The Institute of Directors (IoD) delivered the rebuke while ranking companies on their approach to corporate governance - an issue brought into sharp focus by the collapse of BHS following its sale for £1, the troubles at Sports Direct and Tesco (Xetra: 852647 - news) 's £260m accounting probe .

It released the findings a day after new whistleblowing rules for financial firms came into force - encouraging workers to report bad practice.

The chairman of the IoD report's advisory panel, Ken Olisa, said: "This has been a difficult year for business, with MPs lambasting the directors of major high street brands, and the Prime Minister making clear that corporate boards are in her crosshairs.

"This all came hot on the heels of the EU referendum, during which big companies were often presented as the bad guys. This is bad for business and bad for the country - business is a part of our society, not apart from it.

"Given the mood music, it has never been more important that directors understand what good governance looks like, and what practical measures can be taken to improve and to convince the outside world they are delivering it."

The rankings - prepared in collaboration with Cass Business School and the Chartered Quality Instiute (CQI) - had British American Tobacco at the top of the pile for good practice, followed by Unilever (NYSE: UL - news) , Diageo (LSE: DGE.L - news) , Sage Group (LSE: SGE.L - news) and Next (Other OTC: NXGH - news) .

At the bottom of the list was Tesco - with Berkeley Group, aerospace firm Rolls-Royce, Associated British Foods (LSE: ABF.L - news) and WPP (LSE: WPP.L - news) following close behind.

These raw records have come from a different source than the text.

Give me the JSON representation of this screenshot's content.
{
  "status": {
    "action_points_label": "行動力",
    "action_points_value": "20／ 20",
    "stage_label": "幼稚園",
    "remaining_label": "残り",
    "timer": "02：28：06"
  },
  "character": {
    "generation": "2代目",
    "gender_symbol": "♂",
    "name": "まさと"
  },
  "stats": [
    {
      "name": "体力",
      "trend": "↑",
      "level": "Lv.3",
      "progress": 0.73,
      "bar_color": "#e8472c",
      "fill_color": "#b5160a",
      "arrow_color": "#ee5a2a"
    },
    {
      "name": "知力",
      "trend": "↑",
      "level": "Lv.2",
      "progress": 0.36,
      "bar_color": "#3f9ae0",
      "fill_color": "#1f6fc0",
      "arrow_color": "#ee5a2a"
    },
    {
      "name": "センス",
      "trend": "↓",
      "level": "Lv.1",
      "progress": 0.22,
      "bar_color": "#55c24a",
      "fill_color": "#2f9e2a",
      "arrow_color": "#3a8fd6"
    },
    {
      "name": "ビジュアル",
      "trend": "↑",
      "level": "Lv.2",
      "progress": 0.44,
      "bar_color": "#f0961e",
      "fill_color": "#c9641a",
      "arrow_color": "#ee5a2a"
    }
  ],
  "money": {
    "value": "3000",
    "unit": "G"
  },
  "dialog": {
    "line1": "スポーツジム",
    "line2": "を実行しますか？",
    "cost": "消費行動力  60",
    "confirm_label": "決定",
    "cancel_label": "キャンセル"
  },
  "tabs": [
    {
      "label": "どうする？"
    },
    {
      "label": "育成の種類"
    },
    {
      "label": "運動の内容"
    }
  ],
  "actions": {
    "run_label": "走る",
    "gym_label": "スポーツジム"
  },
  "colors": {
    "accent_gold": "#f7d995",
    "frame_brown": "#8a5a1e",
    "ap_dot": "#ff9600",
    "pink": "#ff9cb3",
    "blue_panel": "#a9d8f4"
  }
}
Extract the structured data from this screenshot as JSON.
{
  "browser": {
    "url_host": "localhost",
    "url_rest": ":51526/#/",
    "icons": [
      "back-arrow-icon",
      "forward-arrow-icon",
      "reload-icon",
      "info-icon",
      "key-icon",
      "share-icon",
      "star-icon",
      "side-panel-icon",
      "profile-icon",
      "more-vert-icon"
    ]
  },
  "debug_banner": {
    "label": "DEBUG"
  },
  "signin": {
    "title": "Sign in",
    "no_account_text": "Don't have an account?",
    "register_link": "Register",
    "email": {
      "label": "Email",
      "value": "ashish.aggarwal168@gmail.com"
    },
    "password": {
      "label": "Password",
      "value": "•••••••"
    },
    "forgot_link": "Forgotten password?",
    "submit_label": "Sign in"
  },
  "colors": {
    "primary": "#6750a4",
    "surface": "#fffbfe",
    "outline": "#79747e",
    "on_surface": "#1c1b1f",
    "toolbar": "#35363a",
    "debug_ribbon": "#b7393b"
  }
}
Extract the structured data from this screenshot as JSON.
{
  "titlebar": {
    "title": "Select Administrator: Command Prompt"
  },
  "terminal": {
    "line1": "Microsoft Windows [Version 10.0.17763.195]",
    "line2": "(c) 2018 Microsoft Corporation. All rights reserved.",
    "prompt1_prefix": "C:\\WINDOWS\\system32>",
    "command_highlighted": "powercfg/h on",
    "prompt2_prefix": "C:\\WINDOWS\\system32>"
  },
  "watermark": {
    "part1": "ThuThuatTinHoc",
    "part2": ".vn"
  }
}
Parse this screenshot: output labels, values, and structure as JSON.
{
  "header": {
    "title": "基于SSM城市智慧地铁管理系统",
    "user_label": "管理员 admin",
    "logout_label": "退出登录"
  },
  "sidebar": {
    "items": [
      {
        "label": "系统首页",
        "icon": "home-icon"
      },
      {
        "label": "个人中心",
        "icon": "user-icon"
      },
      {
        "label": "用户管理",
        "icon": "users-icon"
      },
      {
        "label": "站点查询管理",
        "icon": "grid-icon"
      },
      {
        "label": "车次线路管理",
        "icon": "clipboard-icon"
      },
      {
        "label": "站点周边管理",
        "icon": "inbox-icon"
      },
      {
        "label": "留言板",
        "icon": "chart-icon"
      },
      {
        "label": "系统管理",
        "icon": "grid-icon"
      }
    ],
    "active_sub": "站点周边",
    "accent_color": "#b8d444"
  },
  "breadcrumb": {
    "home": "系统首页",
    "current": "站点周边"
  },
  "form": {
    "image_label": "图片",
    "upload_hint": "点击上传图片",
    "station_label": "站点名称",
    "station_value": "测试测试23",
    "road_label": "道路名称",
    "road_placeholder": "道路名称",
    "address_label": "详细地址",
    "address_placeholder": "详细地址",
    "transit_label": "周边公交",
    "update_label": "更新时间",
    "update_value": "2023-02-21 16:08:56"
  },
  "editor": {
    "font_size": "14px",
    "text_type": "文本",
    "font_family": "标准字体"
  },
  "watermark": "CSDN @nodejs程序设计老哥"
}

The authors stressed that while the rankings highlighted issues such as performance and pay controls , there was little between the top and bottom with the UK generally having an "enviable reputation" for good governance across the world.

Estelle Clark, head of profession at the CQI, said it was clear there was room for improvement.

"In recent years, the public has looked on with barely contained contempt as countless examples of quality failure reach the front pages.

"Be it horsemeat appearing in beefburgers or software glitches depriving customers of access to their own money, the public, the shareholder and the consumer will no longer tolerate corporate governance that is anything less than outstanding."